Attacco al Potere 2 è -come si evince dal titolo- il secondo capitolo del fortunato action movie Attacco al Potere – Olympus Has Fallen che vedeva al timone di regia Antoine Fuqua, pronto qui a cedere il testimone a Babak Najafi per portare, di nuovo, al successo uno dei maggiori incassi del 2013.
La trama di Attacco al Potere 2 vede di nuovo in azione- a distanza di due anni dalle avventure catastrofiche del primo capitolo-gli stessi protagonisti che si muovono nei piani alti del potere: il presidente americano Benjamin Asher (Aaron Eckhart), il vicepresidente Allan Trumbull (Morgan Freeman), il capo dei servizi segreti Lynne Jacobs (Angela Bassett) e l’uomo chiave della scorta del presidente, tale Mike Banning (nei cui panni si cala, ancora una volta, Gerard Butler): la morte totalmente inaspettata del primo ministro britannico costringe il presidente a presenziare ai funerali di Stato; ma l’evento si rivela una trappola organizzata dal terrorista e trafficante d’armi Aamir Barkawi, che ha giurato vendetta per l’eccidio della sua famiglia.
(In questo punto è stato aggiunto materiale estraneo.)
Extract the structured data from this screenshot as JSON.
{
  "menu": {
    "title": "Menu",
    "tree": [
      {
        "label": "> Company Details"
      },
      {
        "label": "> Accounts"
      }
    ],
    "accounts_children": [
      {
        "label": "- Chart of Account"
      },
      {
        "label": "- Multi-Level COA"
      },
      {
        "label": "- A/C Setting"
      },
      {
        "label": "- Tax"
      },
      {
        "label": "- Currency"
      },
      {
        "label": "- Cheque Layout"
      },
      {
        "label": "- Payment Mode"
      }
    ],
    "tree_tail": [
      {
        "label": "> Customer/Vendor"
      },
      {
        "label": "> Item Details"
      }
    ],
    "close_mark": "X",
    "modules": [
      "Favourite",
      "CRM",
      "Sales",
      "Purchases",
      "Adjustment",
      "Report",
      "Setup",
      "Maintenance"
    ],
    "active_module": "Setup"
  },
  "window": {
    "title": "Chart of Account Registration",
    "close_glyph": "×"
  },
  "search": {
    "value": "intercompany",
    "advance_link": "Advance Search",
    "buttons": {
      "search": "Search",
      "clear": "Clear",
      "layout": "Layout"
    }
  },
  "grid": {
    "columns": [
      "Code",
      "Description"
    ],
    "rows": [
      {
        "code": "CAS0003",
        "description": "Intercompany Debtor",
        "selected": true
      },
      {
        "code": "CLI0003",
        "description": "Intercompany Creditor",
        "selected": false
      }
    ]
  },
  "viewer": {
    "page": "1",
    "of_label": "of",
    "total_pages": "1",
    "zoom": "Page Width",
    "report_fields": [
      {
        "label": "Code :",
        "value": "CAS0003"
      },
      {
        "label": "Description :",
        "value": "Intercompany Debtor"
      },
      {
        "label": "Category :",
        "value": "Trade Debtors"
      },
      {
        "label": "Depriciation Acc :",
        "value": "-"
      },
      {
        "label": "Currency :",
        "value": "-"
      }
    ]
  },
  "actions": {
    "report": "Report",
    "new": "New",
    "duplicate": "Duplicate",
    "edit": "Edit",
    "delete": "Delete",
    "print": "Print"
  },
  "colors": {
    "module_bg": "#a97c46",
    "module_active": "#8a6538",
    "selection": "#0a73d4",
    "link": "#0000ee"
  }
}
Per portarla a termine non esita ad uccidere tutti i capi di Stato presenti alla cerimonia, tranne il presidente che riesce a salvarsi solo grazie all’intervento, risoluto ed essenziale, di Mike. Ma la strada verso la salvezza è lastricata di ostacoli e minacce d’ogni tipo.
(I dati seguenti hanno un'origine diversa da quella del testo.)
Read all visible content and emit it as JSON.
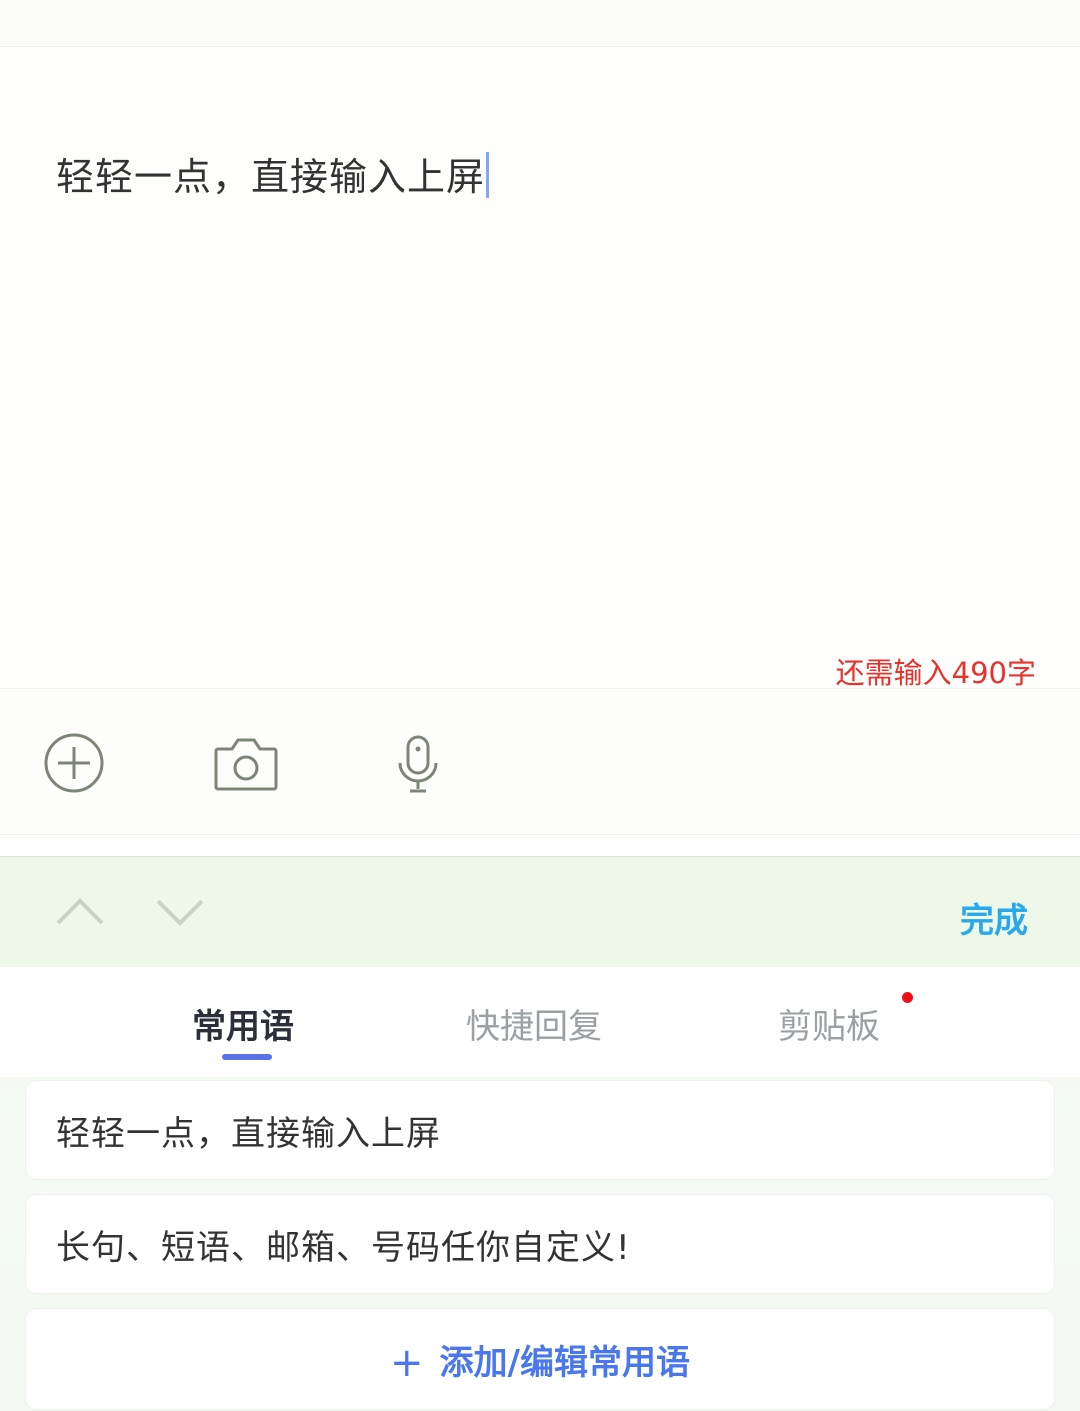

Najafi guida questo enorme, trash ed eccessivo baraccone hollywoodiano, destinato all’intrattenimento disimpegnato del pubblico: intento interessante, se solo la pellicola non fosse intrisa di retorica propagandistica filo-statunitense. Presupposto vicino soprattutto al gusto dei blockbuster americani anni ’80-’90, incentrati sulla figura centrale e predominante dell’eroe: qui lo è Mike Banning, superhero tutto muscoli e strategie che si lancia in una solitaria, folle, eccessiva ed inverosimile corsa contro tutti (come la conquista della meta nel rugby) pur di portare a termine-fino in fondo-la propria missione, ovvero salvare il presidente.
Banning è l’aggiornamento 2.0 dell’eroe classico, capace di superare titaniche sfide, dotato quasi di poteri sovrannaturali (giustamente, nell’epoca dei cinecomics popolati da supereroi deve essere alla loro altezza e non sfigurare) e di un’astuzia che gli permette di avere più vite di un gatto e più risorse del migliore Bond da antologia; in più, Butler ha il volto giusto e quell’atteggiamento sempre in bilico tra un gusto cialtrone e l’efficienza tipica dei personaggi di carta. Ma non basta quest’eroe tipico e sfrontato a tenere in piedi l’intero, grande, circo: l’intreccio scontato, i personaggi ridotti all’osso in fase di scrittura, che diventano mere macchiette pronte a muoversi sullo schermo come pedine su un’enorme scacchiera, la regia videoludica figlia dell’era moderna non servono a produrre un grande giocattolo per intrattenere, quanto l’ennesimo punto da aggiungere ad una lunga lista di prodotti demodé figli di un tempo passato, anche se ancorati alla nostra contemporaneità.